As development on the go-livepeer updates for the AI video subnet progresses, wanted to share a benchmarking script that could be of interest to the community for starting to experiment with running text-to-image, image-to-image and image-to-video jobs on GPUs and gathering metrics.
Note: Only Nvidia GPUs are supported right now.
Getting started
git clone https://github.com/livepeer/ai-worker.git
cd ai-worker/runner
The README in the runner
directory contains instructions for running the benchmarking script.
The dl_checkpoints.sh script contains the current list of models that have been tested.
Example benchmark run on a RTX 3090
Let’s benchmark the image-to-video pipeline using the stabilityai/stable-video-diffusion-img2vid-xt (SVD) model. By default, the script will run inference with the pipeline once.
docker run --gpus 0 -v ./models:/models livepeer/ai-runner:latest python bench.py --pipeline image-to-video --model_id stabilityai/stable-video-diffusion-img2vid-xt
Output (extra logs omitted):
----AGGREGATE METRICS----
pipeline load time: 2.661s
pipeline load max GPU memory allocated: 4.231GiB
pipeline load max GPU memory reserved: 4.441GiB
avg inference time: 95.533s
avg inference time per output: 95.533s
avg inference max GPU memory allocated: 13.324GiB
avg inference max GPU memory reserved: 21.695GiB
The script output shows metrics on the time it took to the load the pipeline/model into VRAM, max VRAM consumed by loading the pipeline/model, average inference time for the pipeline/model and the average max VRAM consumed during inference.
We can also benchmark the same pipeline and model with optimizations enabled to observe the difference in performance and resource consumption. At the moment, the stable-fast optimization is supported so let’s enable that.
docker run -e SFAST=true --gpus 0 -v ./models:/models livepeer/ai-runner:latest python bench.py --pipeline image-to-video --model_id stabilityai/stable-video-diffusion-img2vid-xt
Output (extra logs omitted):
----AGGREGATE METRICS----
pipeline load time: 2.361s
pipeline load max GPU memory allocated: 4.286GiB
pipeline load max GPU memory reserved: 4.559GiB
avg warmup inference time: 97.994s
avg warmup inference time per output: 97.994s
avg warmup inference max GPU memory allocated: 13.324GiB
avg warmup inference max GPU memory reserved: 23.078GiB
avg inference time: 70.525s
avg inference time per output: 70.525s
avg inference max GPU memory allocated: 13.324GiB
avg inference max GPU memory reserved: 23.078GiB
The first few inference runs for a model using stable-fast will be slower because the model is dynamically compiled so the benchmarking script tracks the metrics for “warmup” inference separately.

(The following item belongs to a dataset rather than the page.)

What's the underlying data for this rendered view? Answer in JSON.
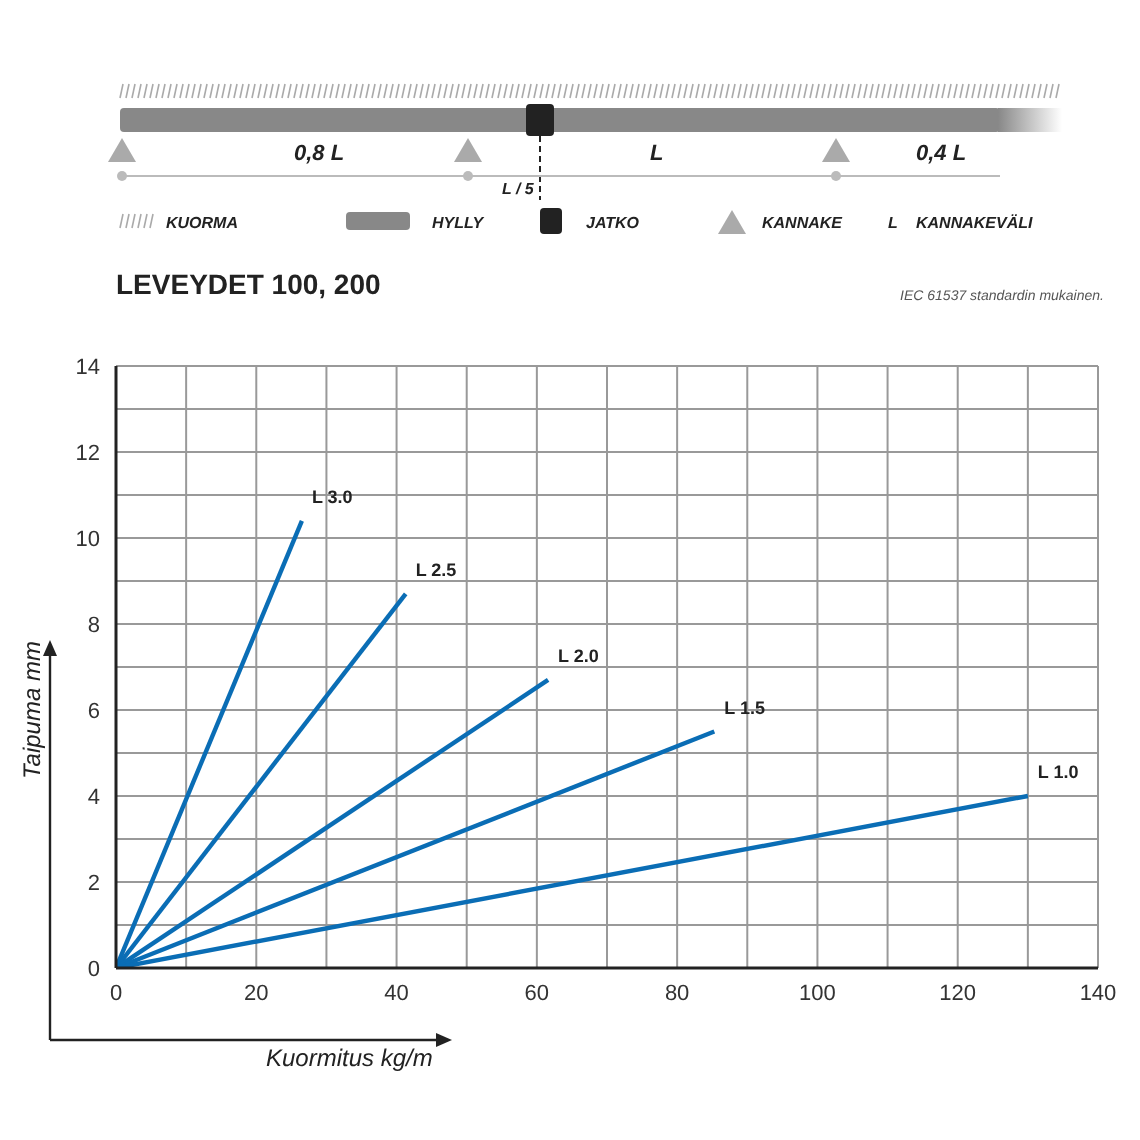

We can see that when stable-fast is enabled, the image-to-video pipeline with SVD is ~26% faster after the warmup runs and also consumes additional VRAM (~2 GiB).
Opportunities
A few (non-exhaustive) opportunities that the community might be interested in independently exploring:
- Experiment with
--batch_size
. This parameter controls the # of outputs in a batch generated by a diffusion pipeline (see this for more information). Using higher batch sizes for inference with models usually has the potential to increase throughput while increasing VRAM consumption, but interestingly the tradeoff didn’t seem worth it from my early tests discussed here. Does this hold true for all diffusion models? Is this inherent to diffusion models or due to some quirk of the diffusers library? - Are there any other optimizations available that are either additive to or better than stable-fast (maybe DeepCache?)? Try them out and share the benchmarks!
- Compare benchmark metrics for GPUs with existing data on running diffusion models with different GPUs.
- Share the benchmark metrics for GPUs that you have access to.
- Fork/improve the benchmarking script with any other relevant metrics.
What else could be useful/interesting? Share below!